4. Compute environment

4.1. User account

User accounts are created during the initial registration step in the UPEX portal. At this point the account can only be used for the UPEX itself. If the user account is associated to the accepted and scheduled proposal, then the account is upgraded 4 weeks before the first scheduled beamtime of the given user. For the first early user period, the time between the upgrade of the accounts and the start of the experiment can be shorter. The upgraded account allows the user to access additional services such as the online safety training, the metadata catalog , and the computing infrastructure of the European XFEL.

By default upgraded user accounts are kept in this state for 1 year after the user’s last beamtime. An extension can be requested by the PI.
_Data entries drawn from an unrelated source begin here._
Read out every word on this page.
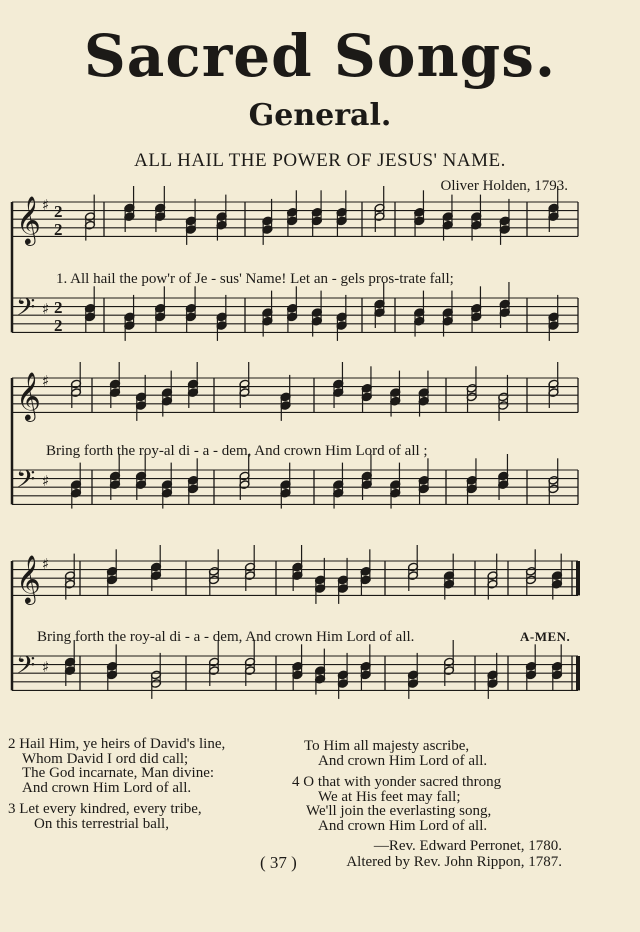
Sacred Songs.
General.
ALL HAIL THE POWER OF JESUS' NAME.
Oliver Holden, 1793.
𝄞 ♯ 2
2
𝄢 ♯ 2
2
𝄞 ♯
𝄢 ♯
𝄞 ♯
𝄢 ♯
1. All hail the pow'r of Je - sus' Name! Let an - gels pros-trate fall;
Bring forth the roy-al di - a - dem, And crown Him Lord of all ;
Bring forth the roy-al di - a - dem, And crown Him Lord of all.	A-MEN.
2 Hail Him, ye heirs of David's line,
Whom David I ord did call;
The God incarnate, Man divine:
And crown Him Lord of all.
3 Let every kindred, every tribe,
On this terrestrial ball,
To Him all majesty ascribe,
And crown Him Lord of all.
4 O that with yonder sacred throng
We at His feet may fall;
We'll join the everlasting song,
And crown Him Lord of all.
( 37 )
—Rev. Edward Perronet, 1780.
Altered by Rev. John Rippon, 1787.
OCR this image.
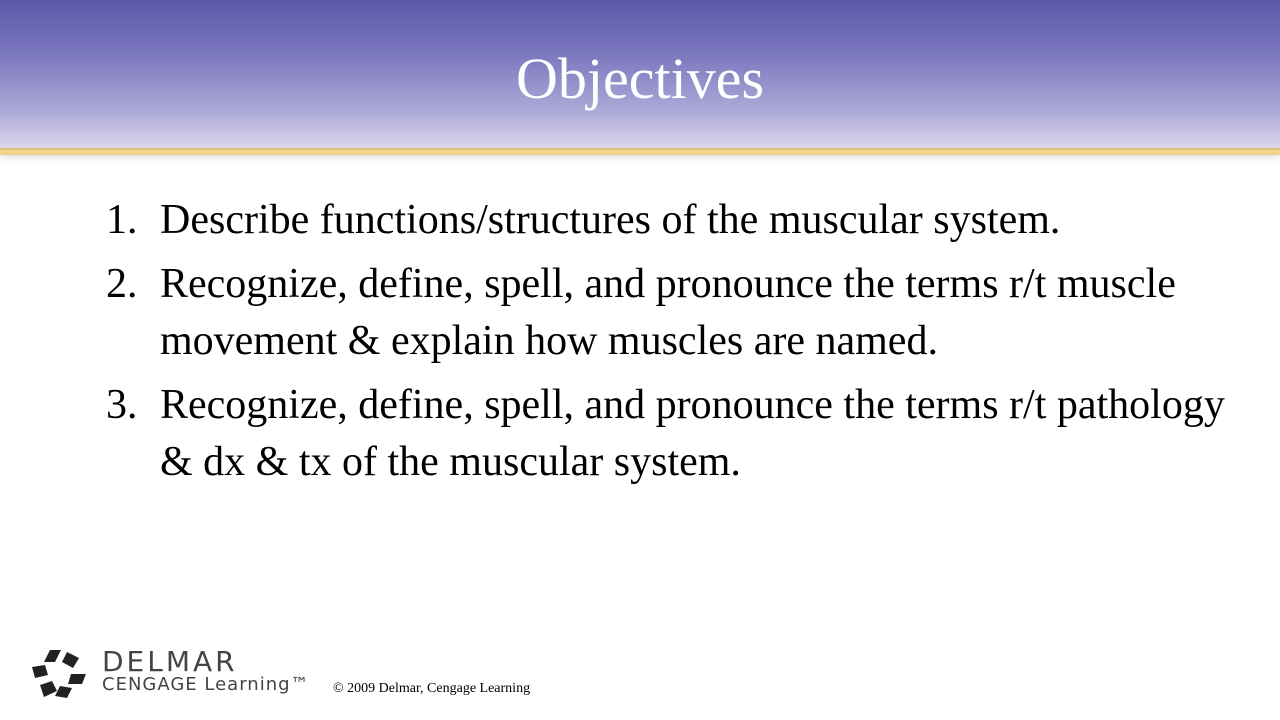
Objectives
1. Describe functions/structures of the muscular system.
2. Recognize, define, spell, and pronounce the terms r/t muscle movement & explain how muscles are named.
3. Recognize, define, spell, and pronounce the terms r/t pathology & dx & tx of the muscular system.
DELMAR
CENGAGE Learning™ © 2009 Delmar, Cengage Learning
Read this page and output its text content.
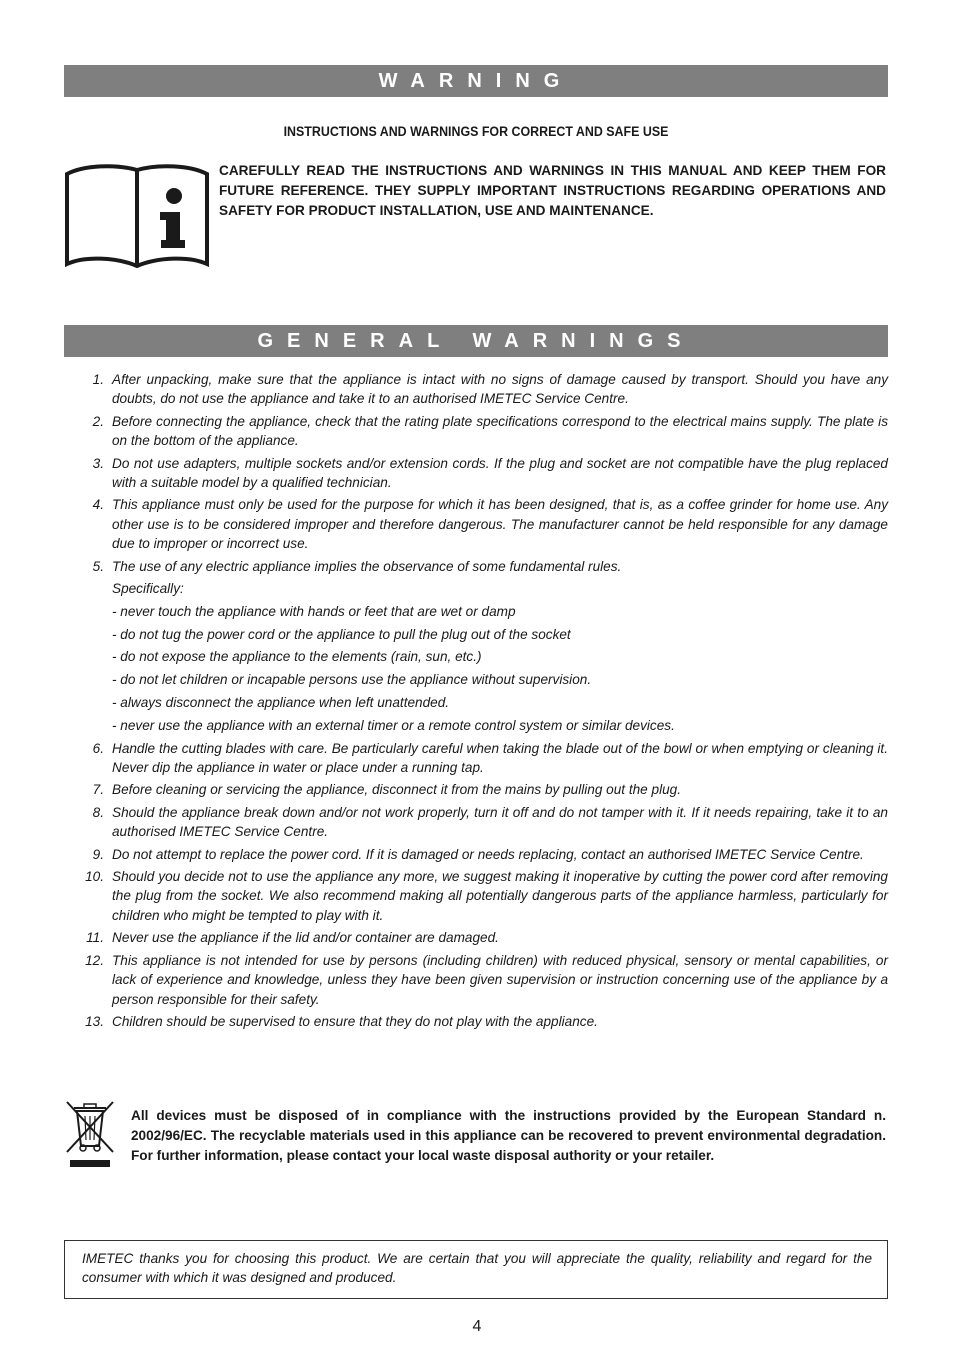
WARNING
INSTRUCTIONS AND WARNINGS FOR CORRECT AND SAFE USE
CAREFULLY READ THE INSTRUCTIONS AND WARNINGS IN THIS MANUAL AND KEEP THEM FOR FUTURE REFERENCE. THEY SUPPLY IMPORTANT INSTRUCTIONS REGARDING OPERATIONS AND SAFETY FOR PRODUCT INSTALLATION, USE AND MAINTENANCE.
GENERAL WARNINGS
1. After unpacking, make sure that the appliance is intact with no signs of damage caused by transport. Should you have any doubts, do not use the appliance and take it to an authorised IMETEC Service Centre.
2. Before connecting the appliance, check that the rating plate specifications correspond to the electrical mains supply. The plate is on the bottom of the appliance.
3. Do not use adapters, multiple sockets and/or extension cords. If the plug and socket are not compatible have the plug replaced with a suitable model by a qualified technician.
4. This appliance must only be used for the purpose for which it has been designed, that is, as a coffee grinder for home use. Any other use is to be considered improper and therefore dangerous. The manufacturer cannot be held responsible for any damage due to improper or incorrect use.
5. The use of any electric appliance implies the observance of some fundamental rules.
Specifically:
- never touch the appliance with hands or feet that are wet or damp
- do not tug the power cord or the appliance to pull the plug out of the socket
- do not expose the appliance to the elements (rain, sun, etc.)
- do not let children or incapable persons use the appliance without supervision.
- always disconnect the appliance when left unattended.
- never use the appliance with an external timer or a remote control system or similar devices.
6. Handle the cutting blades with care. Be particularly careful when taking the blade out of the bowl or when emptying or cleaning it. Never dip the appliance in water or place under a running tap.
7. Before cleaning or servicing the appliance, disconnect it from the mains by pulling out the plug.
8. Should the appliance break down and/or not work properly, turn it off and do not tamper with it. If it needs repairing, take it to an authorised IMETEC Service Centre.
9. Do not attempt to replace the power cord. If it is damaged or needs replacing, contact an authorised IMETEC Service Centre.
10. Should you decide not to use the appliance any more, we suggest making it inoperative by cutting the power cord after removing the plug from the socket. We also recommend making all potentially dangerous parts of the appliance harmless, particularly for children who might be tempted to play with it.
11. Never use the appliance if the lid and/or container are damaged.
12. This appliance is not intended for use by persons (including children) with reduced physical, sensory or mental capabilities, or lack of experience and knowledge, unless they have been given supervision or instruction concerning use of the appliance by a person responsible for their safety.
13. Children should be supervised to ensure that they do not play with the appliance.
All devices must be disposed of in compliance with the instructions provided by the European Standard n. 2002/96/EC. The recyclable materials used in this appliance can be recovered to prevent environmental degradation. For further information, please contact your local waste disposal authority or your retailer.
IMETEC thanks you for choosing this product. We are certain that you will appreciate the quality, reliability and regard for the consumer with which it was designed and produced.
4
On-site guest WLAN (WiFi) is provided for all users. For those users with eduroam accounts provided by their home institute, access is straightforward. For those without eduroam account, a special registration procedure must be conducted to obtain guest access for the limited time period. After connecting to the XFEL-Guest network (also when using a network patch cable) and opening a web browser, the user will be able to register for the usage if guest network. The registration is valid for 10 days and 5 devices.

4.1.1. Tools

At different stages of the proposal, users are granted access to different services:

Stage

Access provided

Comments

Proposal submission

Access to User portal (UPEX)

Approval of proposal
and scheduling

Lightweight account

ca. 2 months before beam-time start

Preparation phase

Access to Metadata catalog and beamtime store
filesystem. LDAP account upgraded for members of
all accepted proposals.
First-time users: once A-form is submitted
and accepted. Deadline for A-form submission
is normally 4 weeks before beam-time start.

Beam time

Access to catalogs and dedicated online and
offline services

Data analysis

Access to catalogs and shared offline computing
resources, initially limited to 1 year time
period after beamtime.

Importantly, first-time users should aim for a timely A-form submission. This ensures that they will have a time window of several weeks prior to the start of their beam-time when access to the Maxwell computing resources and the associated storage system (GPFS) is granted. An additional benefit of such access is that working with example data becomes possible, in order to get accustomed to the peculiarities of EuXFEL data and workflows.

4.2. Online cluster

During beam time, exclusive access to a dedicated online cluster (ONC) is available only to the experiment team members and instrument support staff.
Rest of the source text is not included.